От ложи министра на арену выступила девушка в платье из белых шелковых струй. Бледная, вне себя, она подняла руки и крикнула. Никто не расслышал ее слов. Она нервно смеялась. Ее глаза, блестя, неслись вверх. Она ничего не видела, не понимала и не чувствовала, кроме светлой бездны, вспыхнувшей на развалинах этого дня чудным огнем.

Галль подошел к ней, взял за руку и увел. Вся дрожа, она повиновалась ему почти бессознательно. Это была Руна Бегуэм.

Глава VI

Когда, вновь коснувшись земли, Двойная Звезда стремительно направился к выходу, паника в проходе усилилась. Все, кто мог бежать, скрыться, – исчезли с его пути.
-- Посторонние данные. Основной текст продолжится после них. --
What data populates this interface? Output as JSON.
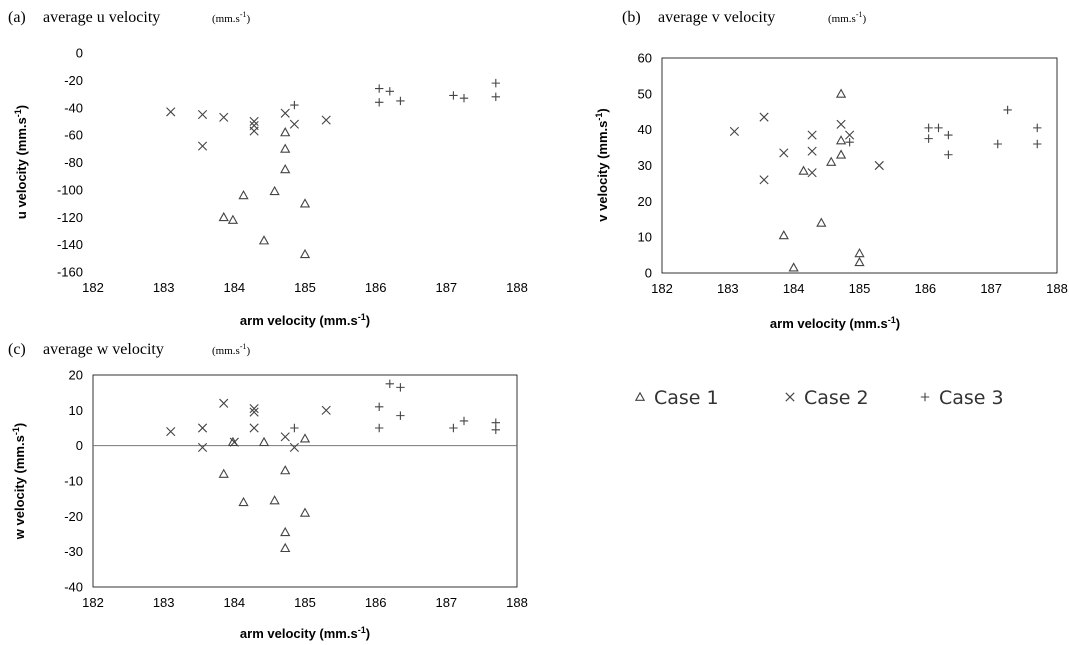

Многие попадали в давке; и он беспрепятственно достиг кулис, взял там шляпу и пальто, а затем вышел через конюшни в аллею бульвара.

Он укрыл лицо шарфом и исчез влево, на свет уличных фонарей. Едва он отошел, как несколько беспощадных ударов обрушилось на его плечи и голову; в луче фонаря блеснул нож. Он повернулся; острие увязло в одежде. Стараясь освободить левую руку, за которую ухватились двое, правой он сжал чье-то лицо и резко оттолкнул нападающего; затем быстро взвился вверх. Две руки отцепились; две другие повисли на его локте с остервенением разъяренного бульдога. Рука Друда немела. Поднявшись над крышами, он увидел ночную иллюминацию улиц и остановился. Все это было делом одной минуты. Склонившись, с отвращением рассмотрел он сведенное ужасом лицо агента; тот, поджав ноги, висел на нем в борьбе с обмороком, но обморок через мгновение поразил его. Друд вырвал руку; тело понеслось вниз; затем из глубины, заваленной треском колес, вылетел глухой стук.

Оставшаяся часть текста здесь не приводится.